166Holmium-99mTechnetium dual-isotope imaging: scatter compensation and automatic healthy-liver segmentation for 166Holmium radioembolization dosimetry

Background Partition modeling allows personalized activity calculation for holmium-166 (Ho-166) radioembolization. However, it requires the definition of tumor and non-tumorous liver, by segmentation and registration of a separately acquired CT, which is time-consuming and prone to error. A protocol including Ho-166-scout, for treatment simulation, and technetium-99m (Tc-99m) stannous phytate for healthy-liver delineation was proposed. This study assessed the accuracy of automatic healthy-liver segmentation using Tc-99m images derived from a phantom experiment.
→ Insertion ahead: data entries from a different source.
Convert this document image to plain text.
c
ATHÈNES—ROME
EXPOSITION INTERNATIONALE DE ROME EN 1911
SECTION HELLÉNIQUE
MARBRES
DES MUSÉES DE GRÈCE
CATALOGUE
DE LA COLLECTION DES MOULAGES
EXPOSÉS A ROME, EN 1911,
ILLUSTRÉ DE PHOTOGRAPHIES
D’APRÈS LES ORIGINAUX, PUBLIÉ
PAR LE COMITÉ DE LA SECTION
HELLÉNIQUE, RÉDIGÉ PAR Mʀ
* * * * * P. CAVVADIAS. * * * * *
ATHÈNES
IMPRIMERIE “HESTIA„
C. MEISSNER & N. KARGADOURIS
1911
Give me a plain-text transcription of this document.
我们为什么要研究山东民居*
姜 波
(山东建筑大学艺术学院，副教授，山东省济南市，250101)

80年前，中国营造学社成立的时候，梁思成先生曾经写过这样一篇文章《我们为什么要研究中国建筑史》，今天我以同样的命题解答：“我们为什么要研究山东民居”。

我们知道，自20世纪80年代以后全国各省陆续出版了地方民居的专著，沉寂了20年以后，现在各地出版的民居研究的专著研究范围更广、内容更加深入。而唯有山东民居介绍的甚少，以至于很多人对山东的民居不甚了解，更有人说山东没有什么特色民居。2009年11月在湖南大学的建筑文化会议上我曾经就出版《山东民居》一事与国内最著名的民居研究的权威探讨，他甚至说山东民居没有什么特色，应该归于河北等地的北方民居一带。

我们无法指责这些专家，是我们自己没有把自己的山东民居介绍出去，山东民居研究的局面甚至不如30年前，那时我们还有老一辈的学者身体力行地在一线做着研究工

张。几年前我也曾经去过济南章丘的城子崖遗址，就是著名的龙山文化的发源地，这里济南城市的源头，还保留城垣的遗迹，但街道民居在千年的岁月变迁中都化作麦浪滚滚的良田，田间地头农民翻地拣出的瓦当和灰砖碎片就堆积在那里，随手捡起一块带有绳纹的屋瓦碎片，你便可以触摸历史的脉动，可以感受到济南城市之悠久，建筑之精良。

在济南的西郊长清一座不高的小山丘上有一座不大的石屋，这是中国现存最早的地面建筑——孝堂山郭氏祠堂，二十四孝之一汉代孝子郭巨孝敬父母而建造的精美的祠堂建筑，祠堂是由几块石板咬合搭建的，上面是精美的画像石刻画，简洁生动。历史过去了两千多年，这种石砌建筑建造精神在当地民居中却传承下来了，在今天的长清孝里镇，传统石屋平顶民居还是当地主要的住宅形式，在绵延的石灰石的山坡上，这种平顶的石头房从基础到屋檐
In addition, together with data from a patient study, the effect of different Tc-99m activities on the Ho-166-scout images was investigated. To reproduce a typical scout procedure, the liver compartment, including two tumors, of an anthropomorphic phantom was filled with 250 MBq of Ho-166-chloride, with a tumor to non-tumorous liver activity concentration ratio of 10. Eight SPECT/CT scans were acquired, with varying levels of Tc-99m added to the non-tumorous liver compartment (ranging from 25 to 126 MBq). For comparison, forty-two scans were performed in presence of only Tc-99m from 8 to 240 MBq. Tc-99m image quality was assessed by cold-sphere (tumor) contrast recovery coefficients. Automatic healthy-liver segmentation, obtained by thresholding Tc-99m images, was evaluated by recovered volume and Sorensen-Dice index. The impact of Tc-99m on Ho-166 images and the role of the downscatter correction were evaluated on phantom scans and twenty-six patients' scans by considering the reconstructed Ho-166 count density in the healthy-liver. Results All Tc-99m image reconstructions were found to be independent of the Ho-166 activity present during the acquisition. In addition, cold-sphere contrast recovery coefficients were independent of Tc-99m activity. The segmented healthy-liver volume was recovered fully, independent of Tc-99m activity as well. The reconstructed Ho-166 count density was not influenced by Tc-99m activity, as long as an adequate downscatter correction was applied. Conclusion The Tc-99m image reconstructions of the phantom scans all performed equally well for the purpose of automatic healthy-liver segmentation, for activities down to 8 MBq. Furthermore, Tc-99m could be injected up to at least 126 MBq without compromising Ho-166 image quality. Clinical trials The clinical study mentioned is registered with Clinicaltrials.gov (NCT02067988) on February 20, 2014.

Automated summary

This study assessed the accuracy of automatic healthy-liver segmentation using Tc-99m images and investigated the impact of different Tc-99m activities on Ho-166-scout images. The results showed that Tc-99m image reconstructions and automatic healthy-liver segmentation were independent of Tc-99m activity, while the reconstructed Ho-166 count density was influenced by downscatter correction. Tc-99m could be injected up to at least 126 MBq without compromising Ho-166 image quality.